Together, they’ve created messes that spawn three generations, and that include prison, fraud, stays in mental hospitals, arson, stints with the mafia, identity theft, more prison, child neglect, three marriages, at least five children and maybe seven or eight, and the spending of LOTS of money. 
A game show prize of $50,000, spent in a flash. Alcoholism, and drug abuse, and murmurs of spousal abuse. An episode of America’s Most Wanted. A flight to the Bahamas, where there’s no extradition. A cross-country road trip designed to steal money in five states. Theft in a Paris apartment. Children in foster care in England.
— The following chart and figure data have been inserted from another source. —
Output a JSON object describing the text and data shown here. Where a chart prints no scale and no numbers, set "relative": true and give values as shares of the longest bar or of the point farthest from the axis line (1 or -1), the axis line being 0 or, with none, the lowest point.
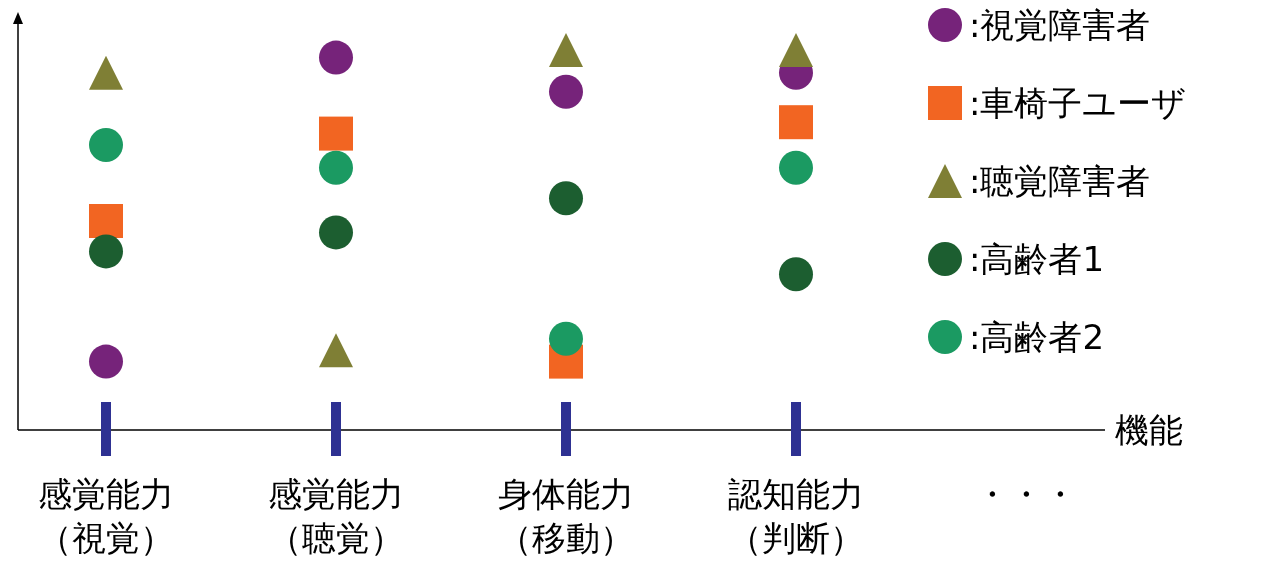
{
  "chart_data": {
    "type": "scatter",
    "relative": true,
    "xlabel": "機能",
    "legend": "top right",
    "categories": [
      "感覚能力（視覚）",
      "感覚能力（聴覚）",
      "身体能力（移動）",
      "認知能力（判断）",
      "・・・"
    ],
    "series": [
      {
        "name": ":視覚障害者",
        "color": "#76237a",
        "marker": "circle",
        "values": [
          0.18,
          0.98,
          0.89,
          0.94,
          null
        ]
      },
      {
        "name": ":車椅子ユーザ",
        "color": "#f26522",
        "marker": "square",
        "values": [
          0.55,
          0.78,
          0.18,
          0.81,
          null
        ]
      },
      {
        "name": ":聴覚障害者",
        "color": "#7f7f35",
        "marker": "triangle",
        "values": [
          0.94,
          0.21,
          1,
          1,
          null
        ]
      },
      {
        "name": ":高齢者1",
        "color": "#1c5e30",
        "marker": "circle",
        "values": [
          0.47,
          0.52,
          0.61,
          0.41,
          null
        ]
      },
      {
        "name": ":高齢者2",
        "color": "#1b9a62",
        "marker": "circle",
        "values": [
          0.75,
          0.69,
          0.24,
          0.69,
          null
        ]
      }
    ]
  }
}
A house burnt down in the Adirondacks. Another in California.
Theft from family members. Rediscovered children.
Polaroids of naked women in the shower. Stepchildren.
Attempted murder. More time in jail. Abandoned children. Children given up for adoption. Mistresses. Moves cross-country, in a fit of pique.
They separated in 1980. Fought bitterly until they finally divorced in 1994. Remarried ten years later.
And now, retirement comes for Mr. and Mrs. Voldemort.
It’s not pretty. But who thought this would have a happy ending? Voldemort does not go quietly, and the missus even less so.
There has been a car accident, and a broken pelvis, maybe, or maybe not. Allegations of guilt, and of blame, and of “He’s mean to me,” or “She’s awful.”
In theory, they’re growing tomatoes and working on plays and fixing up a house. In reality, you couldn’t pay me enough to spend a month under the same roof with them, although it would certainly give me enough fodder for my novel.
But the bad guy has to go out in a bad way, right? It almost wouldn’t be fair to see them live out their lives in peace and prosperity on a little farm.
But man, it’s still hard to watch. Easier to read the summation at the end of a fairy tale than to watch them get old, alone and unmourned.
What was it Captain Hook said to Peter, the good-looking boy who never grew up? “You’ll die alone and unloved, just like me.”
Perhaps the fictional Voldemort had the easier way out.